Après leur départ dans les sphères de la permanente Lumière,
Léa et Olivier, leurs enfants bien-aimés, se sont investis très
vite dans cette merveilleuse aventure qui consiste à renouer
des liens spirituels avec les anciens parents terrestres, afin
de leur permettre de transmettre en leur nom d’importants
messages à l’humanité.
Au départ, ces messages étaient surtout d’ordre familial et
personnel ; mais ils ont peu à peu acquis une dimension bien
plus large et concernent désormais l’évolution du monde et
de l’humanité.
Le premier livre de Jean lui avait déjà permis de transmettre
d’importantes révélations au grand public sur des sujets
aussi divers que les extraterrestres de la planète Kosmo, les
dessous des cartes du pouvoir politique, ou encore les véritables
causes du décès de Daniel Balavoine
Dans ce nouveau livre, les messages se veulent résolument
universels et prennent souvent la forme de mises en garde
solennelles à notre humanité :
« Somnolez, amis de la Terre : c’est votre
droit. Somnolez tranquillement ! Restez endormis et regardez se
dérouler sous vos yeux le massacre de la Terre et de ses
habitants !
Ce n’est pas notre choix. Ce n’est pas davantage le choix de
nos parents qui ont compris que l’urgence était là. Ce
n’est pas non plus le choix de nos amis Guides spirituels, élus
du Seigneur. Ce n’est pas, vous l’avez compris, le choix de
Dieu.
Essayez de comprendre le sens profond de nos messages. Certes,
ils seront dérangeants pour la plupart d’entre nous. Mais
c’est notre choix, un choix guidé par Dieu. »

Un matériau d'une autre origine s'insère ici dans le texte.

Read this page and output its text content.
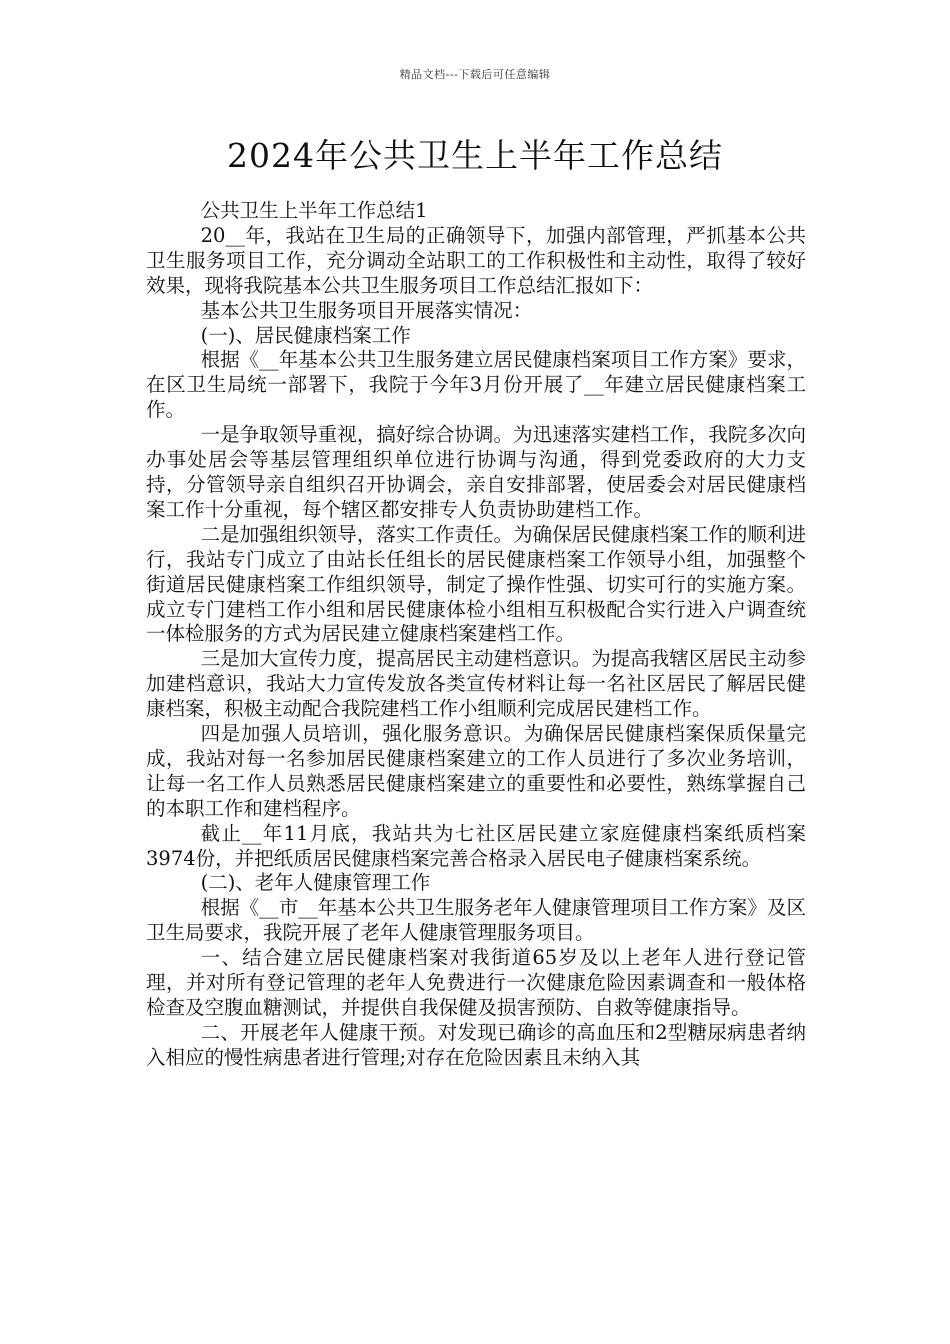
精品文档---下载后可任意编辑
2024年公共卫生上半年工作总结

公共卫生上半年工作总结1

20__年，我站在卫生局的正确领导下，加强内部管理，严抓基本公共卫生服务项目工作，充分调动全站职工的工作积极性和主动性，取得了较好效果，现将我院基本公共卫生服务项目工作总结汇报如下：

基本公共卫生服务项目开展落实情况：

(一)、居民健康档案工作

根据《__年基本公共卫生服务建立居民健康档案项目工作方案》要求，在区卫生局统一部署下，我院于今年3月份开展了__年建立居民健康档案工作。

一是争取领导重视，搞好综合协调。为迅速落实建档工作，我院多次向办事处居会等基层管理组织单位进行协调与沟通，得到党委政府的大力支持，分管领导亲自组织召开协调会，亲自安排部署，使居委会对居民健康档案工作十分重视，每个辖区都安排专人负责协助建档工作。

二是加强组织领导，落实工作责任。为确保居民健康档案工作的顺利进行，我站专门成立了由站长任组长的居民健康档案工作领导小组，加强整个街道居民健康档案工作组织领导，制定了操作性强、切实可行的实施方案。成立专门建档工作小组和居民健康体检小组相互积极配合实行进入户调查统一体检服务的方式为居民建立健康档案建档工作。

三是加大宣传力度，提高居民主动建档意识。为提高我辖区居民主动参加建档意识，我站大力宣传发放各类宣传材料让每一名社区居民了解居民健康档案，积极主动配合我院建档工作小组顺利完成居民建档工作。

四是加强人员培训，强化服务意识。为确保居民健康档案保质保量完成，我站对每一名参加居民健康档案建立的工作人员进行了多次业务培训，让每一名工作人员熟悉居民健康档案建立的重要性和必要性，熟练掌握自己的本职工作和建档程序。

截止__年11月底，我站共为七社区居民建立家庭健康档案纸质档案3974份，并把纸质居民健康档案完善合格录入居民电子健康档案系统。

(二)、老年人健康管理工作

根据《__市__年基本公共卫生服务老年人健康管理项目工作方案》及区卫生局要求，我院开展了老年人健康管理服务项目。

一、结合建立居民健康档案对我街道65岁及以上老年人进行登记管理，并对所有登记管理的老年人免费进行一次健康危险因素调查和一般体格检查及空腹血糖测试，并提供自我保健及损害预防、自救等健康指导。

二、开展老年人健康干预。对发现已确诊的高血压和2型糖尿病患者纳入相应的慢性病患者进行管理;对存在危险因素且未纳入其
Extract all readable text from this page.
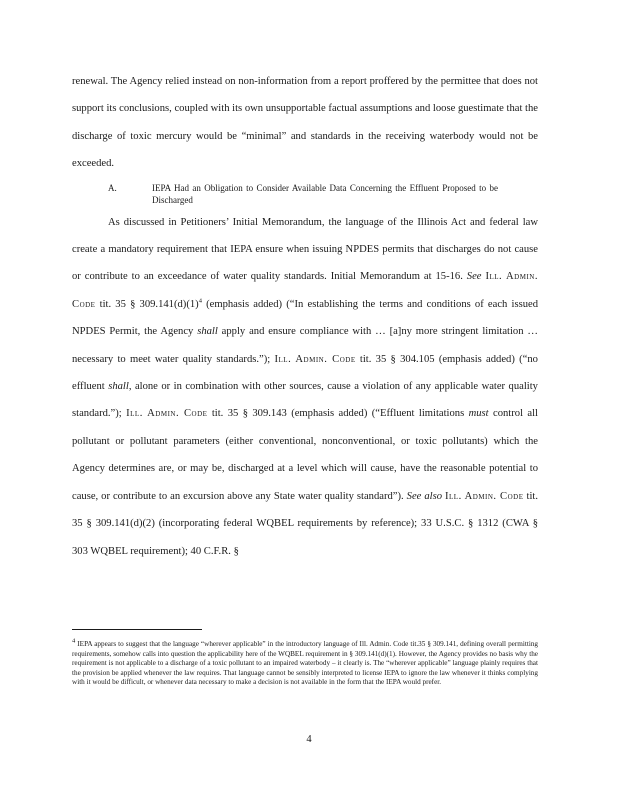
renewal. The Agency relied instead on non-information from a report proffered by the permittee that does not support its conclusions, coupled with its own unsupportable factual assumptions and loose guestimate that the discharge of toxic mercury would be “minimal” and standards in the receiving waterbody would not be exceeded.

A.	IEPA Had an Obligation to Consider Available Data Concerning the Effluent Proposed to be Discharged

As discussed in Petitioners’ Initial Memorandum, the language of the Illinois Act and federal law create a mandatory requirement that IEPA ensure when issuing NPDES permits that discharges do not cause or contribute to an exceedance of water quality standards. Initial Memorandum at 15-16. See Ill. Admin. Code tit. 35 § $309.141(d)(1)^4$ (emphasis added) (“In establishing the terms and conditions of each issued NPDES Permit, the Agency shall apply and ensure compliance with … [a]ny more stringent limitation … necessary to meet water quality standards.”); Ill. Admin. Code tit. 35 § 304.105 (emphasis added) (“no effluent shall, alone or in combination with other sources, cause a violation of any applicable water quality standard.”); Ill. Admin. Code tit. 35 § 309.143 (emphasis added) (“Effluent limitations must control all pollutant or pollutant parameters (either conventional, nonconventional, or toxic pollutants) which the Agency determines are, or may be, discharged at a level which will cause, have the reasonable potential to cause, or contribute to an excursion above any State water quality standard”). See also Ill. Admin. Code tit. 35 § 309.141(d)(2) (incorporating federal WQBEL requirements by reference); 33 U.S.C. § 1312 (CWA § 303 WQBEL requirement); 40 C.F.R. §

$^4$ IEPA appears to suggest that the language “wherever applicable” in the introductory language of Ill. Admin. Code tit.35 § 309.141, defining overall permitting requirements, somehow calls into question the applicability here of the WQBEL requirement in § 309.141(d)(1). However, the Agency provides no basis why the requirement is not applicable to a discharge of a toxic pollutant to an impaired waterbody – it clearly is. The “wherever applicable” language plainly requires that the provision be applied whenever the law requires. That language cannot be sensibly interpreted to license IEPA to ignore the law whenever it thinks complying with it would be difficult, or whenever data necessary to make a decision is not available in the form that the IEPA would prefer.

4
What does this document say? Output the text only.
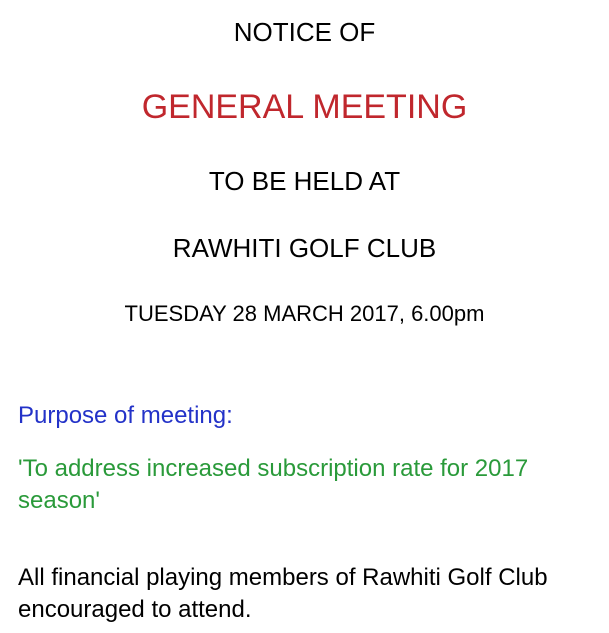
NOTICE OF

GENERAL MEETING

TO BE HELD AT

RAWHITI GOLF CLUB

TUESDAY 28 MARCH 2017, 6.00pm

Purpose of meeting:

'To address increased subscription rate for 2017 season'

All financial playing members of Rawhiti Golf Club encouraged to attend.
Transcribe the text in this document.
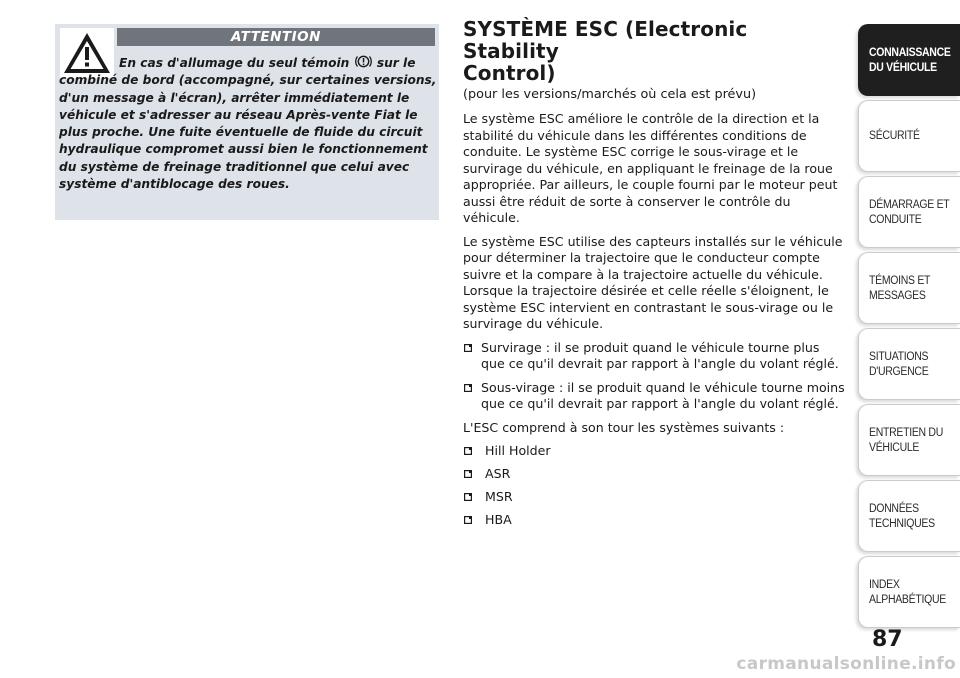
ATTENTION
En cas d'allumage du seul témoin sur le combiné de bord (accompagné, sur certaines versions, d'un message à l'écran), arrêter immédiatement le véhicule et s'adresser au réseau Après-vente Fiat le plus proche. Une fuite éventuelle de fluide du circuit hydraulique compromet aussi bien le fonctionnement du système de freinage traditionnel que celui avec système d'antiblocage des roues.
SYSTÈME ESC (Electronic Stability
Control)
(pour les versions/marchés où cela est prévu)

Le système ESC améliore le contrôle de la direction et la stabilité du véhicule dans les différentes conditions de conduite. Le système ESC corrige le sous-virage et le survirage du véhicule, en appliquant le freinage de la roue appropriée. Par ailleurs, le couple fourni par le moteur peut aussi être réduit de sorte à conserver le contrôle du véhicule.

Le système ESC utilise des capteurs installés sur le véhicule pour déterminer la trajectoire que le conducteur compte suivre et la compare à la trajectoire actuelle du véhicule. Lorsque la trajectoire désirée et celle réelle s'éloignent, le système ESC intervient en contrastant le sous-virage ou le survirage du véhicule.

Survirage : il se produit quand le véhicule tourne plus que ce qu'il devrait par rapport à l'angle du volant réglé.
Sous-virage : il se produit quand le véhicule tourne moins que ce qu'il devrait par rapport à l'angle du volant réglé.

L'ESC comprend à son tour les systèmes suivants :

Hill Holder
ASR
MSR
HBA
CONNAISSANCE
DU VÉHICULE
SÉCURITÉ
DÉMARRAGE ET
CONDUITE
TÉMOINS ET
MESSAGES
SITUATIONS
D'URGENCE
ENTRETIEN DU
VÉHICULE
DONNÉES
TECHNIQUES
INDEX
ALPHABÉTIQUE
87
carmanualsonline.info
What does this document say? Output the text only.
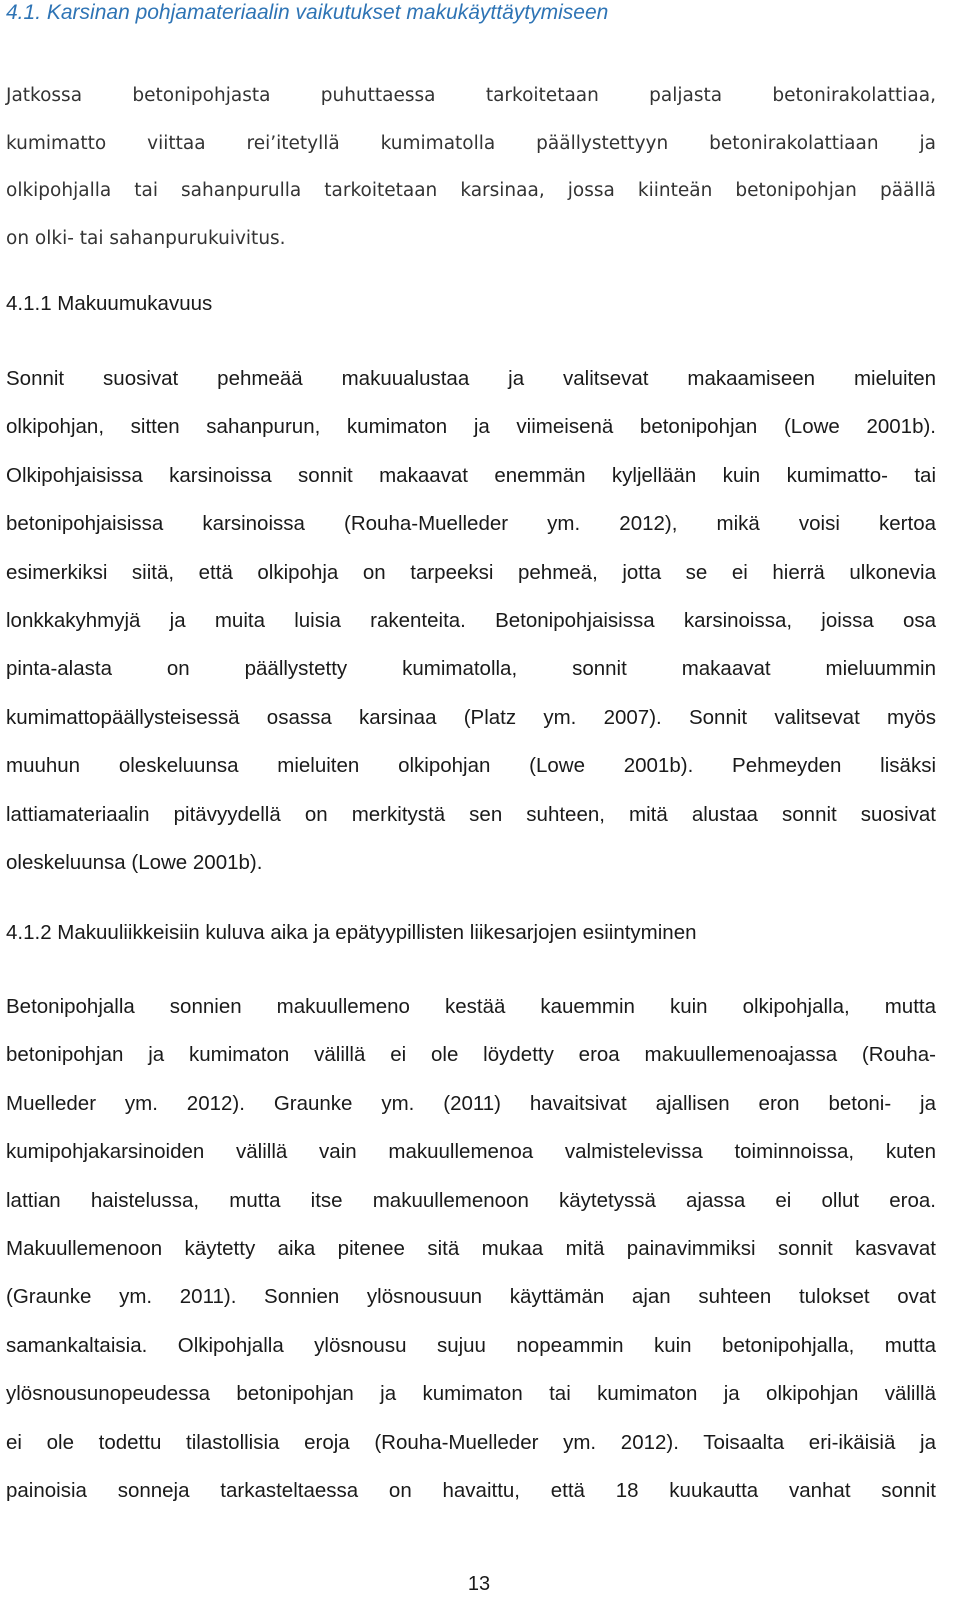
4.1. Karsinan pohjamateriaalin vaikutukset makukäyttäytymiseen
Jatkossa betonipohjasta puhuttaessa tarkoitetaan paljasta betonirakolattiaa,
kumimatto viittaa rei’itetyllä kumimatolla päällystettyyn betonirakolattiaan ja
olkipohjalla tai sahanpurulla tarkoitetaan karsinaa, jossa kiinteän betonipohjan päällä
on olki- tai sahanpurukuivitus.
4.1.1 Makuumukavuus
Sonnit suosivat pehmeää makuualustaa ja valitsevat makaamiseen mieluiten
olkipohjan, sitten sahanpurun, kumimaton ja viimeisenä betonipohjan (Lowe 2001b).
Olkipohjaisissa karsinoissa sonnit makaavat enemmän kyljellään kuin kumimatto- tai
betonipohjaisissa karsinoissa (Rouha-Muelleder ym. 2012), mikä voisi kertoa
esimerkiksi siitä, että olkipohja on tarpeeksi pehmeä, jotta se ei hierrä ulkonevia
lonkkakyhmyjä ja muita luisia rakenteita. Betonipohjaisissa karsinoissa, joissa osa
pinta-alasta on päällystetty kumimatolla, sonnit makaavat mieluummin
kumimattopäällysteisessä osassa karsinaa (Platz ym. 2007). Sonnit valitsevat myös
muuhun oleskeluunsa mieluiten olkipohjan (Lowe 2001b). Pehmeyden lisäksi
lattiamateriaalin pitävyydellä on merkitystä sen suhteen, mitä alustaa sonnit suosivat
oleskeluunsa (Lowe 2001b).
4.1.2 Makuuliikkeisiin kuluva aika ja epätyypillisten liikesarjojen esiintyminen
Betonipohjalla sonnien makuullemeno kestää kauemmin kuin olkipohjalla, mutta
betonipohjan ja kumimaton välillä ei ole löydetty eroa makuullemenoajassa (Rouha-
Muelleder ym. 2012). Graunke ym. (2011) havaitsivat ajallisen eron betoni- ja
kumipohjakarsinoiden välillä vain makuullemenoa valmistelevissa toiminnoissa, kuten
lattian haistelussa, mutta itse makuullemenoon käytetyssä ajassa ei ollut eroa.
Makuullemenoon käytetty aika pitenee sitä mukaa mitä painavimmiksi sonnit kasvavat
(Graunke ym. 2011). Sonnien ylösnousuun käyttämän ajan suhteen tulokset ovat
samankaltaisia. Olkipohjalla ylösnousu sujuu nopeammin kuin betonipohjalla, mutta
ylösnousunopeudessa betonipohjan ja kumimaton tai kumimaton ja olkipohjan välillä
ei ole todettu tilastollisia eroja (Rouha-Muelleder ym. 2012). Toisaalta eri-ikäisiä ja
painoisia sonneja tarkasteltaessa on havaittu, että 18 kuukautta vanhat sonnit
13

Parmi ces messages, il en est un qui a tout particulièrement
retenu notre attention, à l’heure où l’ensemble de
l’humanité semble menacé par une pandémie massive de grippe
aviaire.
Les médiums connaissent la véritable raison de cette menace :
notre Mère, la Nature, ne peut pas accepter indéfiniment que
des êtres vivants, même si ce ne sont "que" des
animaux, soient considérés uniquement comme des
"produits" et élevés dans des conditions de
souffrance abominables avant d’être massacrés pour être dévorés.
Il est vrai que la plupart des animaux ne possèdent pas une
conscience individualisée comme celle de l’homme, mais ils
ont un corps émotionnel aussi développé que le nôtre et
souffrent atrocement des conditions de vie épouvantables qui
leur sont infligées dans nos pays dits "civilisés".
Le premier des 10 commandements de la Bible -
« Tu ne tueras point ! » - concerne TOUS les êtres vivants
sans exception, à commencer par nos petits frères, les
animaux.
Aucun animal n’a jamais consenti librement à donner sa vie en
pâture à l’homme. Par conséquent, l’homme n’a aucun
droit sur cette vie ; il n’a aucun droit de transformer les
animaux en cadavres et de s’en nourrir. Tous les animaux - au
moins tous les mammifères - devraient pouvoir continuer à
vivre et à évoluer librement. En les privant injustement des
bonnes conditions d’évolution mises généreusement à leur
disposition par la Nature, l’homme se retrouve aujourd’hui
confronté à un inéluctable choc en retour.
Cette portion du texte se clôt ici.